KAOHSIUNG, Taiwan (UCAN) – Umat Katolik dari dua keuskupan di selatan Taiwan baru-baru ini merayakan Tahun Baru Imlek dengan 800 veteran.
Paul Kardinal Shan Kuo-hsi, uskup emeritus Kaohsiung, memimpin Misa khusus di panti jompo Gangshan Veterans Home pada 21 Februari. Sejumlah klerus dan umat awam dari Keuskupan Kaohsiung dan Keuskupan Tainan yang bertetangga menghadiri Misa tahun baru yang jatuh pada 14 Februari.
Panti jompo yang telah berusia 50 tahun itu mengakomodasi para pensiunan prajurit (Partai Nasionalis) Kuomintang yang hengkang ke Taiwan ketika komunis mengambil-alih Cina daratan tahun 1949.
Banyak pensiunan tentara tetap bujangan dan tidak punya sanak saudara di pulau itu. Namun, karena usia lanjut dan kesehatan buruk tidaklah mungkin bagi mereka untuk kembali ke kota-kota asalnya.
Perawatan para mantan prajurit ini ditangani pemerintah. Mereka disebut “warga negara kehormatan” di Taiwan. Di antara 800 penghuni panti itu, yang tertua kini berusia 103 tahun.
Dalam homilinya, Kardinal Shan berempati dengan perasaan mereka yang rindu kampung halaman karena kardinal itu sendiri juga tidak pernah kembali ke kota asalnya di Puyang, Provinsi Henan (sekarang Hebei), untuk mengikuti berbagai perayaan Tahun Baru Imlek sejak ia meninggalkan Cina daratan 64 tahun yang lalu.
Prelatus Yesuit yang didiagnosis menderita kanker paru-paru tiga tahun lalu itu mengatakan, dia melihat penyakitnya dan kerinduan akan kampung halamannya sebagai suatu pengorbanan spiritual.
Penderitaan itu bagaikan “tangga bagi manusia untuk naik agar semakin mendekati Allah,” katanya.
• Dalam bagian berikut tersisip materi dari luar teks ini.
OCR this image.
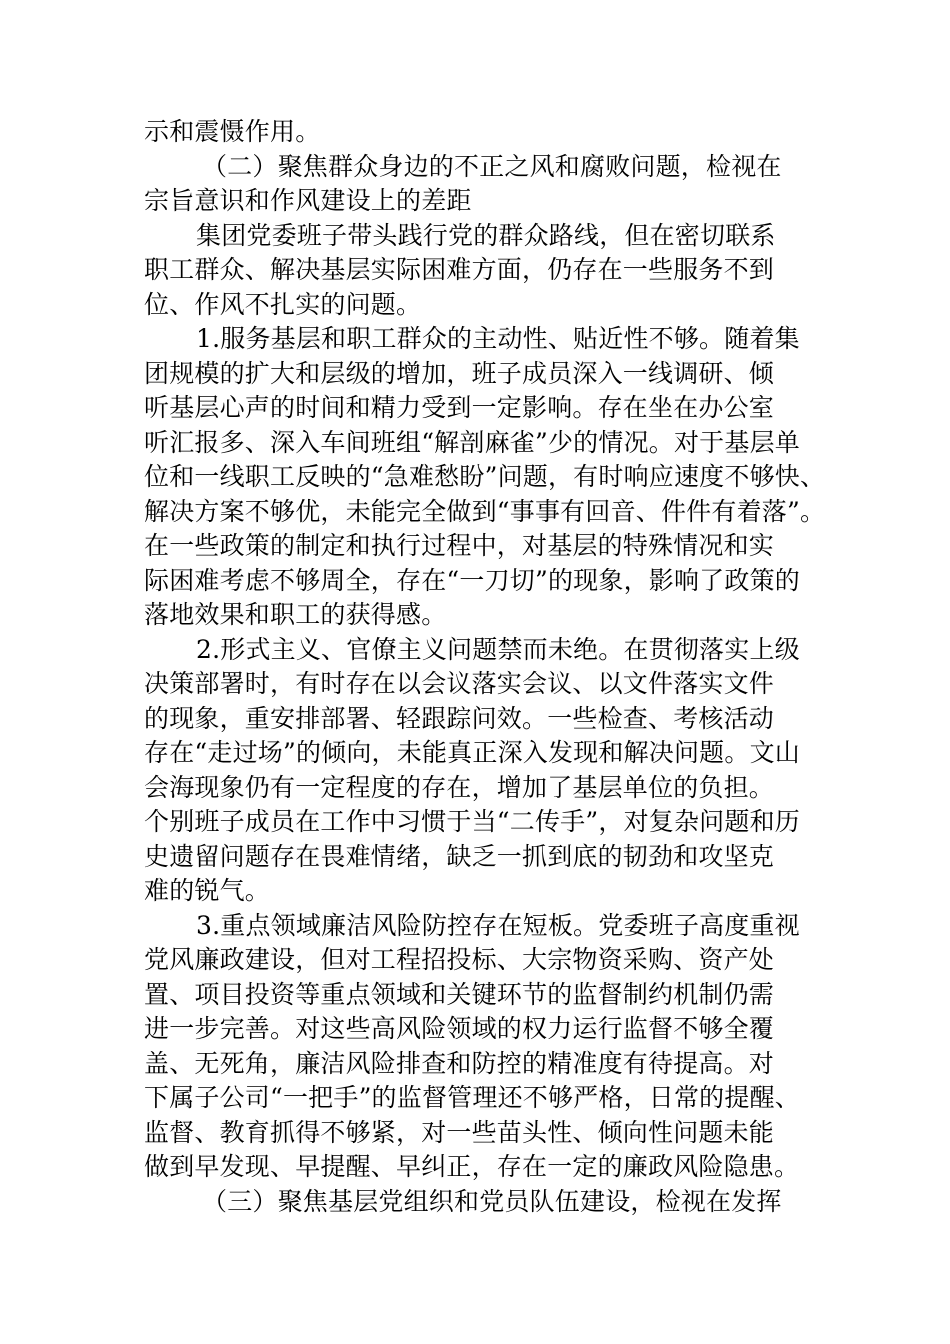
示和震慑作用。
（二）聚焦群众身边的不正之风和腐败问题，检视在
宗旨意识和作风建设上的差距
集团党委班子带头践行党的群众路线，但在密切联系
职工群众、解决基层实际困难方面，仍存在一些服务不到
位、作风不扎实的问题。
1.服务基层和职工群众的主动性、贴近性不够。随着集
团规模的扩大和层级的增加，班子成员深入一线调研、倾
听基层心声的时间和精力受到一定影响。存在坐在办公室
听汇报多、深入车间班组“解剖麻雀”少的情况。对于基层单
位和一线职工反映的“急难愁盼”问题，有时响应速度不够快、
解决方案不够优，未能完全做到“事事有回音、件件有着落”。
在一些政策的制定和执行过程中，对基层的特殊情况和实
际困难考虑不够周全，存在“一刀切”的现象，影响了政策的
落地效果和职工的获得感。
2.形式主义、官僚主义问题禁而未绝。在贯彻落实上级
决策部署时，有时存在以会议落实会议、以文件落实文件
的现象，重安排部署、轻跟踪问效。一些检查、考核活动
存在“走过场”的倾向，未能真正深入发现和解决问题。文山
会海现象仍有一定程度的存在，增加了基层单位的负担。
个别班子成员在工作中习惯于当“二传手”，对复杂问题和历
史遗留问题存在畏难情绪，缺乏一抓到底的韧劲和攻坚克
难的锐气。
3.重点领域廉洁风险防控存在短板。党委班子高度重视
党风廉政建设，但对工程招投标、大宗物资采购、资产处
置、项目投资等重点领域和关键环节的监督制约机制仍需
进一步完善。对这些高风险领域的权力运行监督不够全覆
盖、无死角，廉洁风险排查和防控的精准度有待提高。对
下属子公司“一把手”的监督管理还不够严格，日常的提醒、
监督、教育抓得不够紧，对一些苗头性、倾向性问题未能
做到早发现、早提醒、早纠正，存在一定的廉政风险隐患。
（三）聚焦基层党组织和党员队伍建设，检视在发挥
Dalam Komuni, Uskup Agung Thomas Yeh Sheng-nan, nuntius asal Taiwan untuk Aljazair, dan teman sekelas di seminari yaitu Uskup Tainan Mgr Bosco Lin Chi-nan, memberkati para veteran berbadan sehat yang belum dibaptis.
Seusai Misa, Uskup Agung Kaohsiung Mgr Peter Liu Cheng-chung dan para imam mendoakan dan memberkati penghuni lain panti itu yang hanya berbaring di tempat tidur.
Umat Katolik dari Paroki Holy Name di Kaohsiung memainkan musik-instrumen bagi penghuni panti, ketika mereka sedang menikmati makanan kecil dan buah-buahan yang disediakan bagi mereka.
Gangshan Veteran Home itu berada di Paroki Gangshan. Imam-imam Kongregasi Misi mengunjungi panti itu secara teratur.
Han Hung-ming, seorang anggota panitia acara itu, mengatakan kepada UCA News, para imam sering datang bersama umat untuk mengunjungi orang jompo dan memberi pelayanan sakramen-sakramen. Mereka telah membangun hubungan baik dengan penghuni panti itu selama bertahun-tahun, katanya.
Han berharap bahwa perayaan itu bisa menunjukkan kepada generasi muda bagaimana mencintai orang tua dan membantu mereka mengalami kasih Allah.
Menurut Komisi Urusan Veteran dari pemerintah, ada 471.306 veteran, sebagian besar laki-laki. Sekitar 12.600 dari mereka tinggal dalam 12 panti jompo.